Every year around March, when we’re sick of winter, a sunny Saturday is in the wings, and it’s above freezing, Brian or I will mention that if we were really ambitious, we would wash windows.
The other one, whichever the case may be, will glance through the nearest unsightly window and after careful consideration, say, “Nah.”
Then the months pass, the windows get dirtier, and before you know it, another March has arrived.
Here it is late October. So when Brian’s inner Heloise kicked in last night, and he suggested that we wash windows today, I was taken aback.
That’s late March talk, I thought. That’s the kind of thing that is forgotten for another year by April once the lawn needs mowed and other warm-weather duties swamp the chore list.
It wouldn’t be such a bad job if the screens weren’t such a pain. You have to hold your mouth just so and speak a little French directly at them, and often at each other, to wrestle them out or worse, back in place. A few of them are bent so badly that one small animal or hundreds of large insects could fly in around the gaps. The bent places no doubt came from us trying to force the screens into place while hurling insults at them. In French, of course.
You would think that a grown person, or two of them, would know for sure that screens and every other object will not fit better by applying brute force.
But then, every now and then, a screen will just gracefully drop itself into place, leaving us wondering how that happened, and trying to duplicate the effort with the next window.
Who knew that washing windows was such a popular topic? I asked for suggestions on Facebook and got about 20 responses. Some offered recipes featuring things like vinegar and ammonia. Others hinted that the wiping materials – paper towels or rags or special cloths—were the secret to sparkle.
Several promoted the use of newspapers. While I could kiss anyone who promotes newspapers in any way, I find the prospect of using them as cleaning materials a bit daunting.
We went with store-brand window cleaner and store-brand paper towels. They worked great! (We also bought store-brand toilet paper this week. Will let you know how that goes).

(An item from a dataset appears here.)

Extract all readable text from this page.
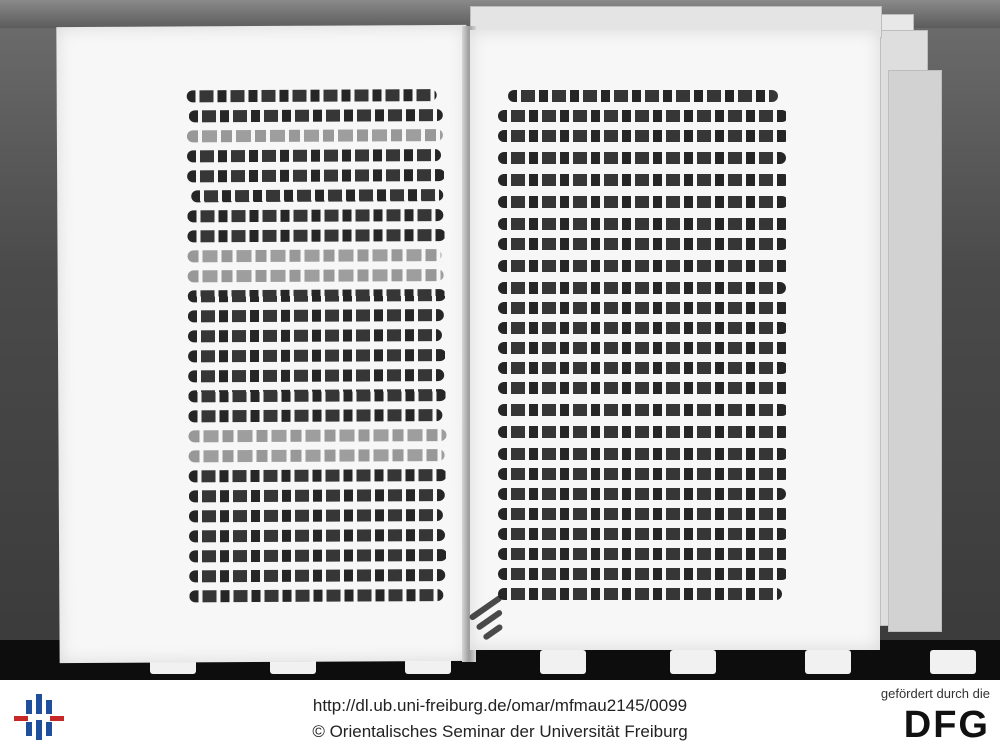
http://dl.ub.uni-freiburg.de/omar/mfmau2145/0099
© Orientalisches Seminar der Universität Freiburg
gefördert durch die
DFG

Brian worked outside and I was stationed inside. For the screens, we scrubbed them with orange-scented Spic & Span /water mixture applied with a brush and then sprayed with the hose. But the secret to clean screens doesn’t end there. That’s been my mistake before! This time I went over the screens, drying them with paper towels and pulled off a lot of loosened grime that would have dried back in place.
A couple of hours later, we had crystal-clear windows, and we vowed to do this more often. I imagine that means that five or 10 Marches from now, we’ll revisit the topic.
Brian is prancing around admiring our work as I write this. He said the cheap stuff worked great, didn’t it? He wants some props. I told him it did, indeed.
Trying not to brag, he said with humility, in a “good-enough” sort of way, “We’re not doing the governor’s mansion.”
Good thing. That house has a ton more windows than we do. And the screens are a lot older. Probably bent.
It would require a lot more French than I know.